The front of the large statue simply reads, “Washington” and on the back the following words are carved:
“Headquarters at Morristown
January – May 1777
December 1779 – June 1780”
The statue was unveiled and dedicated by the lifting of two flags on October 19, 1928. This date is significant because on October 19, 1781 British General Cornwallis surrendered to Washington at Yorktown.
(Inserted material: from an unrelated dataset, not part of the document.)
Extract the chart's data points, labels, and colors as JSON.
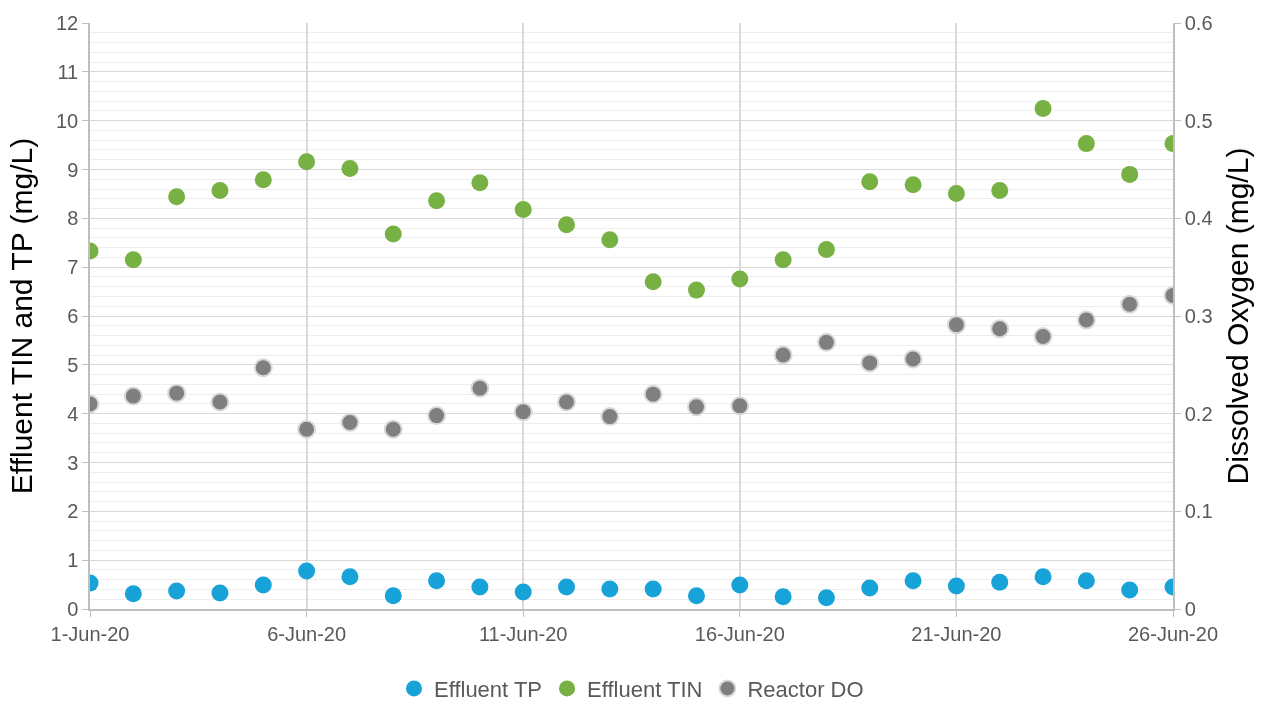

Frederick George Richard Roth was a leading American animal sculptor in the early 20th century. Born in Brooklyn, New York in 1872 he received his training at the Academy of Fine Arts in Vienna under Meyerheim, and in Berlin under Edmund von Hellmer. Roth also attended veterinary school, where he gained intimate knowledge of animal anatomies. He is very well known for his life-sized bronze sculpture of the famous Siberian husky, Balto, 1925. Balto was the lead of the dog sled that delivered the diphtheria serum from Anchorage to Nome Alaska, an event commemorated annually by the Iditarod. The bronze is in New York City’s Central Park, and it won him the National Academy of Design’s Speyer Prize. He is also renowned for his numerous sculptures and bas reliefs at the Central Park Zoo.
Throughout his life Roth was always an active member of the art community. He was a member of the Associate National Academy of Design, the New York Architectural League, the National Institute Art League, the Society of American Artists, the National Sculpture Society, the New Society of Artists, and the Society of Animal Painters and Sculptors. Today his work can be found in collections through the United States including: the Metropolitan Museum of Art, New York; the Detroit Institute of Arts; the Cincinnati Museum; the Children’s Museum, Boston; the San Francisco Museum; Museum, Newark; and Equestrian Washington, Morristown, NJ.